Was ever a film so conspicuously misnamed? Far from achieving any sort of transcendence, Wally Pfister’s dreary first feature remains firmly anchored throughout its weary plod from mild absurdity to rank incoherence.
This latest attempt to make cinematic sense of artificial intelligence certainly strives for philosophical breadth and spiritual depth. Unfortunately, it ends up playing like Max Headroom Conquers the Universe. We trust that Mr Pfister, best known as cinematographer to Christopher Nolan, remembers where he left his viewfinder. He'll be needing it.
Johnny Depp hits his consonants as Will Caster, a computer boffin who speculates about spreading a collective consciousness throughout the internet. Evelyn (Rebecca Hall), his wife and professional partner, has even wilder dreams. She imagines that, in the near future, artificial intelligence will help us clean the earth, cure disease and usher in the new digital Jerusalem.
Meanwhile, a shadowy cadre of neo-Luddites is plotting to dismantle the digital world. One of their number shoots Will after a lecture. At first it seems that, merely grazed, our hero is in no serious danger, but it transpires that the bullet was laced with an isotope that triggers fatal radiation sickness.

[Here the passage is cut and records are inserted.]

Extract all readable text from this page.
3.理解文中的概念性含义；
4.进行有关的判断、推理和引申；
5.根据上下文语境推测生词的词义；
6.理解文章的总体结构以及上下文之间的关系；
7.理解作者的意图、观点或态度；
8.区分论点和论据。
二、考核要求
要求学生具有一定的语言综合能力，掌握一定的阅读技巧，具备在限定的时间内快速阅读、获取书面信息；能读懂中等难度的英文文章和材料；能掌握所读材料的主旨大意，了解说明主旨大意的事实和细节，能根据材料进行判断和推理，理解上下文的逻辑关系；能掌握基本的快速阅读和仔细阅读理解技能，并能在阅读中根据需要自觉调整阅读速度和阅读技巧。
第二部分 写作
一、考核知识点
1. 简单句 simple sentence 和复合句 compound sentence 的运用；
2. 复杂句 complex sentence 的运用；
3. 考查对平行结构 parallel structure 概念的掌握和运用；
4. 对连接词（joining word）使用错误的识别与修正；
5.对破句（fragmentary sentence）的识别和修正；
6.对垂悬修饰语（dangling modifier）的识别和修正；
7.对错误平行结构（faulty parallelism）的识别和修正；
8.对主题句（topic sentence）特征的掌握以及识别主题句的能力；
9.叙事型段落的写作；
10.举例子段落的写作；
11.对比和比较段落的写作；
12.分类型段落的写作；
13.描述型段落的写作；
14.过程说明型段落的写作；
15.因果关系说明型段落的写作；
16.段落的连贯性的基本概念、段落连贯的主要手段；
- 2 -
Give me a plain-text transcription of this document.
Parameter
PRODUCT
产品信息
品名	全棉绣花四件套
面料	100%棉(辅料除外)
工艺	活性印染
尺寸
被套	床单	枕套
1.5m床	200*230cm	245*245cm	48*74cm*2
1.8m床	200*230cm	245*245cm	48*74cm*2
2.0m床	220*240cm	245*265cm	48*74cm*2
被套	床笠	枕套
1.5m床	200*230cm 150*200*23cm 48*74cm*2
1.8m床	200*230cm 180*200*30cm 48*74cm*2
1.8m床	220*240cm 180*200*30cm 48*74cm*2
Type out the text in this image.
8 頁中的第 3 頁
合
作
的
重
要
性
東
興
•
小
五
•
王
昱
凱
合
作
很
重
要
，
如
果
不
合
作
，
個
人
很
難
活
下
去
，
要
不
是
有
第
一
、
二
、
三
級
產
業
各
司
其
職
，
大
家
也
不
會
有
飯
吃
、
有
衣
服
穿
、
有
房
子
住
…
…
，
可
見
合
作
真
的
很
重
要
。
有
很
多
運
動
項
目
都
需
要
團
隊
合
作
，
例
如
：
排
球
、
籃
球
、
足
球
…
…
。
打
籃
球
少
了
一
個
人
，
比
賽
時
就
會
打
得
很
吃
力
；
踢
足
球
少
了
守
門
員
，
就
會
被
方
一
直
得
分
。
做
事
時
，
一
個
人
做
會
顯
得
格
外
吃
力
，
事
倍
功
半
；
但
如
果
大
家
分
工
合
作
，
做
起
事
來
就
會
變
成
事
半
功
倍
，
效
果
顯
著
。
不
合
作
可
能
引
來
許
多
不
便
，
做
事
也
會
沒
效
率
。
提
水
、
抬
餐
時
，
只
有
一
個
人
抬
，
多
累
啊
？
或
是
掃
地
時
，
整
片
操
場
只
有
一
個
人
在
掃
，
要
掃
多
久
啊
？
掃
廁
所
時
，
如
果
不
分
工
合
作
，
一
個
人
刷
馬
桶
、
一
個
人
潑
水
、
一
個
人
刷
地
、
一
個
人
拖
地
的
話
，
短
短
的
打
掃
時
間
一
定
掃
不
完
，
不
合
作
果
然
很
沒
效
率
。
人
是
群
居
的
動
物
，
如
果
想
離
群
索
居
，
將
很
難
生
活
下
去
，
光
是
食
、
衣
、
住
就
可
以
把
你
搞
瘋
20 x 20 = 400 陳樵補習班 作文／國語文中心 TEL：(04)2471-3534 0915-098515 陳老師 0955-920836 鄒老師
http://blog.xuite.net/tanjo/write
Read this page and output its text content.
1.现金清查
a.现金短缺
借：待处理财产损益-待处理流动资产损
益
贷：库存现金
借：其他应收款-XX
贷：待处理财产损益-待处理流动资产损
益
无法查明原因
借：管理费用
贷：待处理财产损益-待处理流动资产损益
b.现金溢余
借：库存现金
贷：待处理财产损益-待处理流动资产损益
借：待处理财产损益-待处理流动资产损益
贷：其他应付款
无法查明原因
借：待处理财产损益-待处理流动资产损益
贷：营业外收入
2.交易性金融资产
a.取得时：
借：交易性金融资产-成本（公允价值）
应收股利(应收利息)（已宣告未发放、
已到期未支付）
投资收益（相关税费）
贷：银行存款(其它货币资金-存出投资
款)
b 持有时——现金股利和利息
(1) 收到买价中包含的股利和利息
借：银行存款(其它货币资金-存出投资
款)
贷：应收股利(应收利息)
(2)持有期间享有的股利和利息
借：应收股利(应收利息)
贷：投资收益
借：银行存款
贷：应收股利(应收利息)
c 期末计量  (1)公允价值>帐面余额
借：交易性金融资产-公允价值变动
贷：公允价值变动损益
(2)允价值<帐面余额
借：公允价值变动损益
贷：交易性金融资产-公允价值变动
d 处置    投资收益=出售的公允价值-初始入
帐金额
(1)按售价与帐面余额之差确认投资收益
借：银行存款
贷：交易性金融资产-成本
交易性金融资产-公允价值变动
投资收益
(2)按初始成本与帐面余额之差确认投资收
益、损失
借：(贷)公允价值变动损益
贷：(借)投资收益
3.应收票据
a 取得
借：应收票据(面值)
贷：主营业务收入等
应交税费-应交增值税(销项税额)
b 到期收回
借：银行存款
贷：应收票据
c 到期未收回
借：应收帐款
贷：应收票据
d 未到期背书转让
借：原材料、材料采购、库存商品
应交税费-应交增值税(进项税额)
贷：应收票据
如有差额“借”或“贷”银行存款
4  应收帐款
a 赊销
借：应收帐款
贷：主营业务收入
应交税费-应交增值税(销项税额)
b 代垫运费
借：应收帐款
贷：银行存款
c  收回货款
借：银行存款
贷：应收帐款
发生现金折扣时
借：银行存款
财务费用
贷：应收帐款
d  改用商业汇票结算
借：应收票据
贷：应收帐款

Johnny begins coughing feebly as bad sick-man makeup creeps across his lovely face.
Oh, come on, Evelyn. Hurry up! We all know where this is going. Upload his consciousness onto a computer and set in train new variations on the Sorcerer’s Apprentice. There you go.
This sounds like a good idea for a film, but actually it's a very bad idea for a film. Directors have always struggled to represent the online world cinematically. The recent The Fifth Estate constructed some awful clunky visual metaphors involving a vast space of imagined desks. Spike Jonze did much better in Her by allowing a disembodied Scarlett Johansson to appear both intimate and out of reach.
Here Pfister and his team take the moronic decision to place Depp’s mug on a screen and invite him to chat omnipotently to Hall and, eventually, the entire world. We get no sense of the sheer strangeness of the concept. Depp is still Depp. He’s just that bit flatter than usual (in every sense of the word).
Still, we can, at least, follow the virtual dreamboat’s dangerous motivations. Juiced up on his own superhumanity, he (it?) attempts to perfect the world by infecting it with nanotechnology that, while curing disease and reversing pollution, will ultimately turn the planet into a vast inorganic machine. The other characters change their minds and allegiances at the drop of a plot point. Insurgents become freedom fighters. Allies become antagonists. At times, the script plays like a slice of fan fiction devised by a basement-load of Mr Nolan’s less intelligent adherents.
None of this would matter so much if the piece were carried off with some technical flair. Despite costing $100 million and involving many talented people – Cillian Murphy plays a digital cop; Morgan Freeman is a Freemanesque wise old sage – Transcendence looks inexplicably unattractive and graceless throughout. A drab special effect depicting nano-devices creeping from the soil outstays its welcome on the second or third of its several dozen outings. The vast complex that houses Depp's throbbing code would barely have seemed "futuristic" in 1974.
Did you mention the dialogue? I wish you hadn’t. Most of the time the characters spout bald exposition and sophomoric futurology, but, on a few precious occasions, the lines reach the depths of camp extravagance.
In a desperate moment, her eyes (and who knows what else) moistening aggressively, Hall is heard to plead: “Oh, Will. Please upload me! Please upload me!” So that’s how you kids refer to it these days.